Friday's Market Minute: Gold Shines While Crypto Is Confused

Gold continues its bullish run. It keeps forming a series of higher highs and higher lows, which is typical in a bullish market. If these technical conditions remain in place, momentum and directional bias may push it towards $2,000. On the other hand, the crypto community is divided on how to digest the latest bitcoin crumble, falling as much as 30% at one point on Wednesday to as low as $29,000.

From a purely technical standpoint, the price action this week is a continuation pattern that began mid-April, and the near-term structural risks to Bitcoin remain to the downside. Some are attributing the crash to China's crackdown on crypto transactions, Tesla's recent decision to stop vehicle purchases with bitcoin, and even shifting allocations by institutional investors that have swapped their bitcoin positions for gold. For bullish crypto investors that are thinking long-term, this week’s price rout might actually have been a great opportunity. For the bears, a more than 50% decline from the highs within a month is damage that cannot be undone until bitcoin demonstrates a period of low volume, tame volatility, and price consolidation.

Gold is being supported by structurally negative U.S. yields and a weak U.S. dollar. It is an effective hedge against inflation and serves the role of portfolio protection. Bitcoin has recently been called an inflation hedge, even though its role is not yet fully understood in the market and its asset classification is still developing. It is not a fully-developed currency that serves the role of medium of exchange, unit of account, and store of value. The high volatility of cryptos makes them an unreliable store of value.

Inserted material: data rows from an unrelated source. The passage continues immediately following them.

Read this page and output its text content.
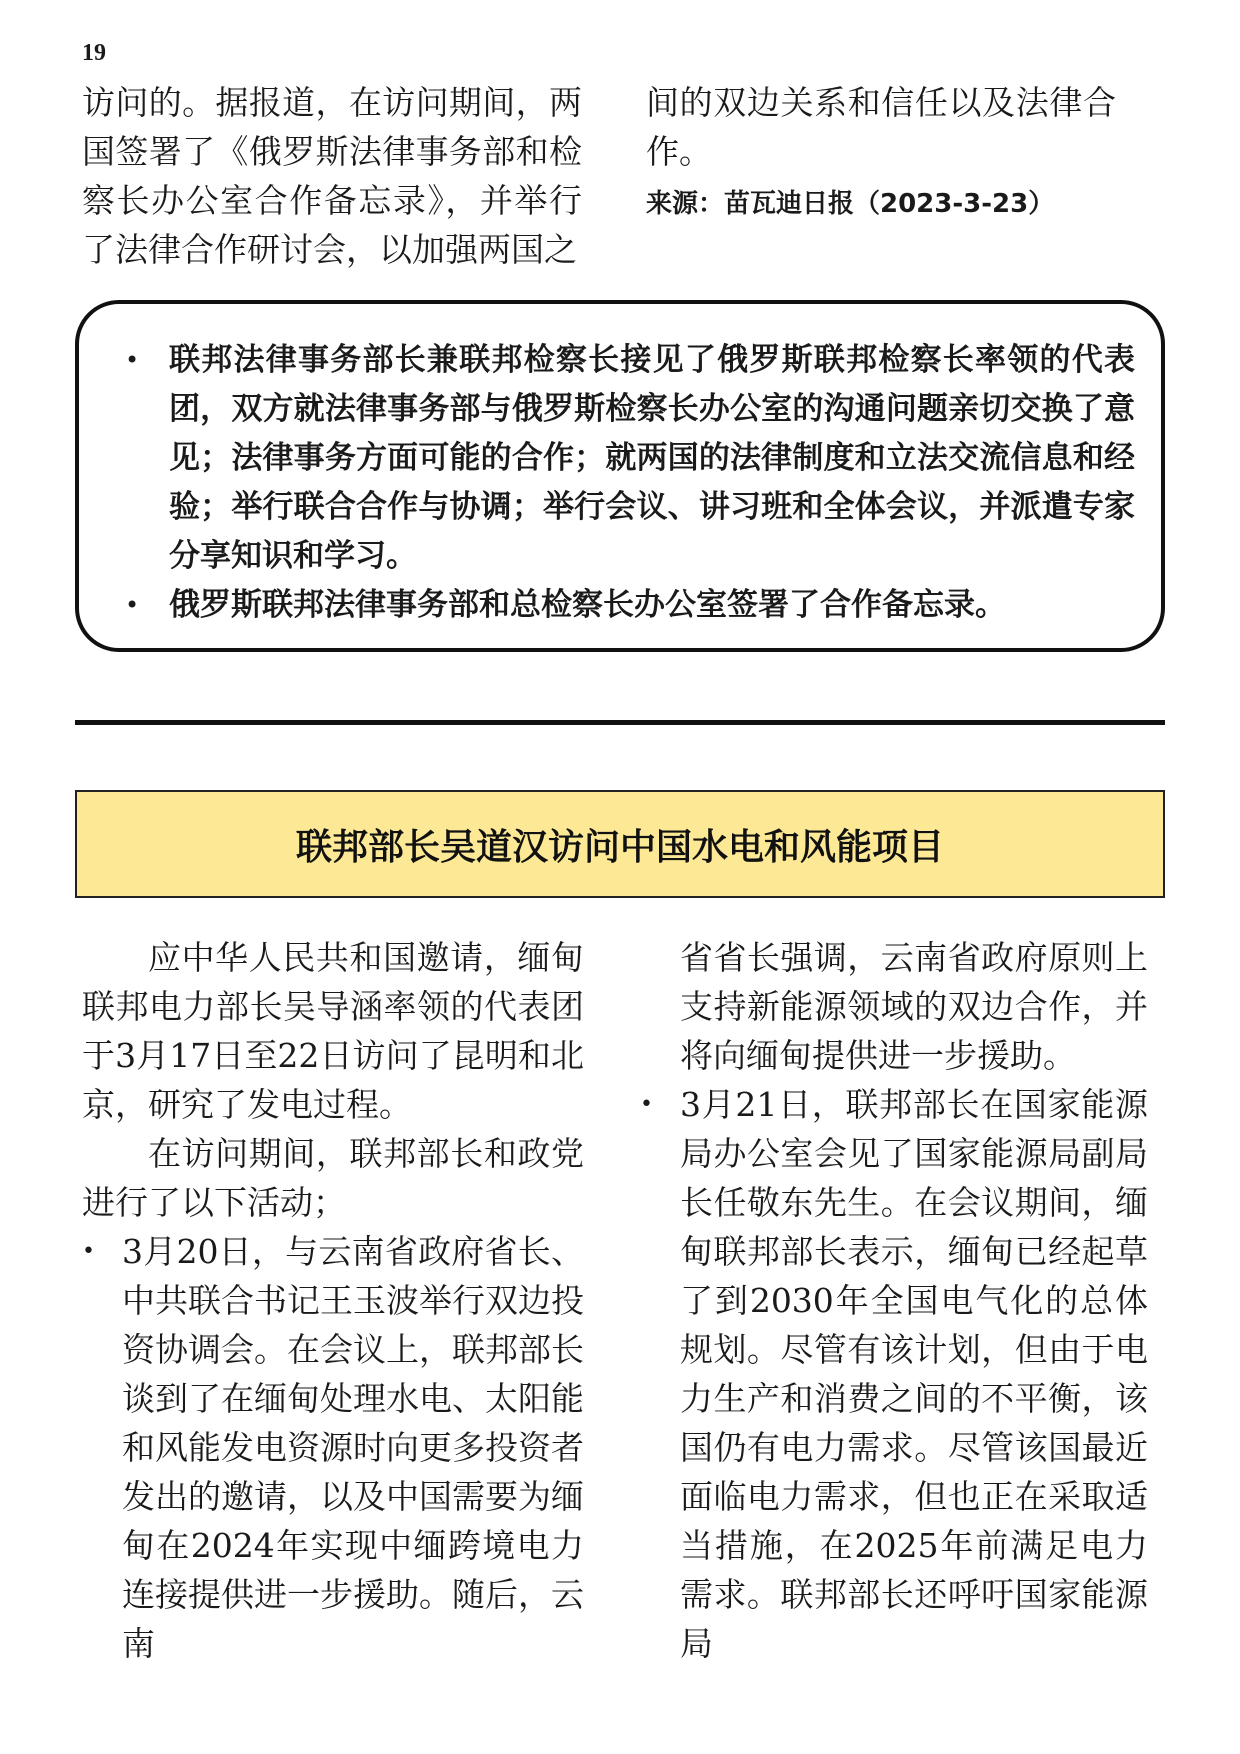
19

访问的。据报道，在访问期间，两国签署了《俄罗斯法律事务部和检察长办公室合作备忘录》，并举行了法律合作研讨会，以加强两国之

间的双边关系和信任以及法律合作。

来源：苗瓦迪日报（2023-3-23）

• 联邦法律事务部长兼联邦检察长接见了俄罗斯联邦检察长率领的代表团，双方就法律事务部与俄罗斯检察长办公室的沟通问题亲切交换了意见；法律事务方面可能的合作；就两国的法律制度和立法交流信息和经验；举行联合合作与协调；举行会议、讲习班和全体会议，并派遣专家分享知识和学习。
• 俄罗斯联邦法律事务部和总检察长办公室签署了合作备忘录。
联邦部长吴道汉访问中国水电和风能项目

应中华人民共和国邀请，缅甸联邦电力部长吴导涵率领的代表团于3月17日至22日访问了昆明和北京，研究了发电过程。

在访问期间，联邦部长和政党进行了以下活动；

• 3月20日，与云南省政府省长、中共联合书记王玉波举行双边投资协调会。在会议上，联邦部长谈到了在缅甸处理水电、太阳能和风能发电资源时向更多投资者发出的邀请，以及中国需要为缅甸在2024年实现中缅跨境电力连接提供进一步援助。随后，云南

省省长强调，云南省政府原则上支持新能源领域的双边合作，并将向缅甸提供进一步援助。

• 3月21日，联邦部长在国家能源局办公室会见了国家能源局副局长任敬东先生。在会议期间，缅甸联邦部长表示，缅甸已经起草了到2030年全国电气化的总体规划。尽管有该计划，但由于电力生产和消费之间的不平衡，该国仍有电力需求。尽管该国最近面临电力需求，但也正在采取适当措施，在2025年前满足电力需求。联邦部长还呼吁国家能源局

However, one could also make the case that any fiat currency eventually suffers long-term debasement of value. Weekly moves of more than 10% in bitcoin are common, but for any currency outside a sudden policy-induced devaluation, such dramatic moves are much more uncommon. Bitcoin is neither a commodity, nor does it have the liquidity of cold hard cash that is accepted by both the private and public sector. With fear of inflation, concerns over equity valuations, uncertainty of pace of economic recovery, and the manifestation of doubts over a gradual Fed balance sheet taper, gold’s place is better understood.